Transcurrían los años de la Guerra de Independencia norteamericana que, en el escenario del Mediterráneo, enfrenta a ingleses y a franceses. La suerte no estuvo de la parte del Westmorland que acabó siendo capturado por la Marina Francesa y conducida, escoltada, hasta el puerto de Málaga. Y de ahí, después de pasar de unas manos a otras, el valioso contenido artístico, acabó en el poder del Rey de España, que lo destina a la Real Academia de Bellas Artes de San Fernando de Madrid, donde aún se encuentra. Bien custodiado invisible y silenciosamente.
Cabe recordar que las menos valiosas formas de queso Parmesano y otros productos alimenticios fueron comprados por la Compañía de Longistas de Madrid. Mientras, aquel cargo artístico constituye un patrimonio intacto y valiosísimo que hace revivir las aventuras de viaje del mitificado Grand Tour, aquella aventura de formación que los jóvenes de la aristocracia británica se proponían llevar a cabo.
De ese enorme patrimonio, constituído por enteras bibliotecas, cajas llenas de partituras musicales nunca más ejecutadas, pinturas y grabados nunca más admirados.
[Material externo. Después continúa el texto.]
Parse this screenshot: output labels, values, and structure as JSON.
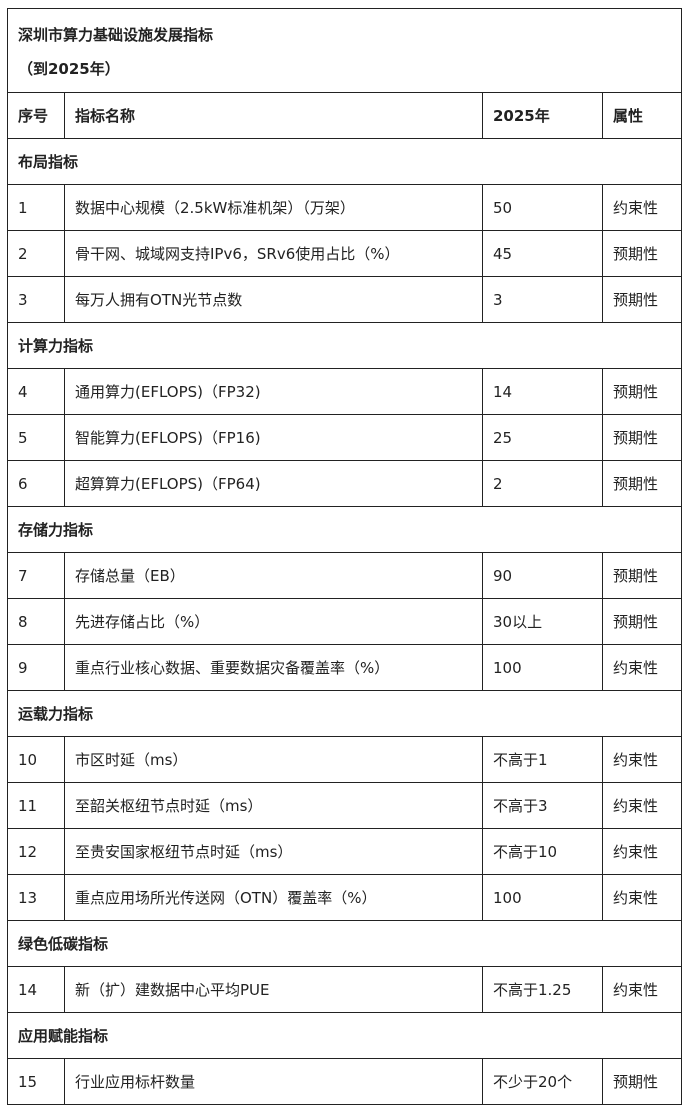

La Bienal del Dibujo ha podido extraer una serie de acuarelas de William Hamilton (Chelsea, 1751 -Londres,1801) y especialmente de John Robert Cozens (Londres, 1752 -1797), que ilustran lagos volcánicos del campo romano, vistas del Vesubio y de los Campos Flegreos (últimamente tierra de inquietantes episodios sísmicos), así como numerosos retratos de los jóvenes de la nobleza encargados en los lugares típicos, junto con otros testimonios de la vicisitud histórica de una embarcación que en vez de seguir un viaje geográfico realizó una accidentada e interrumpida travesía.
Estas enigmáticas obras, que el público puede admirar por primera vez, protagonizan una de las máximas citas expositivas de la IV edición de la Bienal del Dibujo hasta el 28 de julio, en el Museo de la ciudad, Rimini, cuyos comisarios son, José María Luzón, director de la sección artística de la Real Academia de San Fernando de Madrid, junto con Massimo Pulini.
Resulta un evento dentro del acontecimiento, en los períodos de apertura, está prevista la ejecución de conciertos, con algunas composiciones inéditas de Joseph Lidarti (Viena, 1730 – Pisa, 1795) presentes en el depósito madrileño, dando sonido a la voz y a las notas silenciosas tras largo tiempo.
Se trata de obras de un singular arte visual, que poseen la capacidad de liberar sonidos de una época remota, explica el también comisario de la Bienal, Massimo Pulini -catedrático de Pintura en la Academia de Bellas Artes de Bolonia- que concluye: Es como si destapando un frasco de perfume, ciertas músicas durmientes por más de dos siglos, tengan ahora la posibilidad de volver a su natural dimensión sonora.
Indudablemente el cargo de la Westmorland constituye un hallazgo inigualable, capaz de narrar de cerca, cómo se formaba y cómo se organizaba el mítico Grand Tour hacia finales del siglo XVIII.
Paradójicamente, tras el asalto, aquel tesoro saqueado y posteriormente adquirido ha llegado hasta nosotros bajo forma de un equipaje muy personal de una juventud que no se demostró tan afortunada como parecía al principio.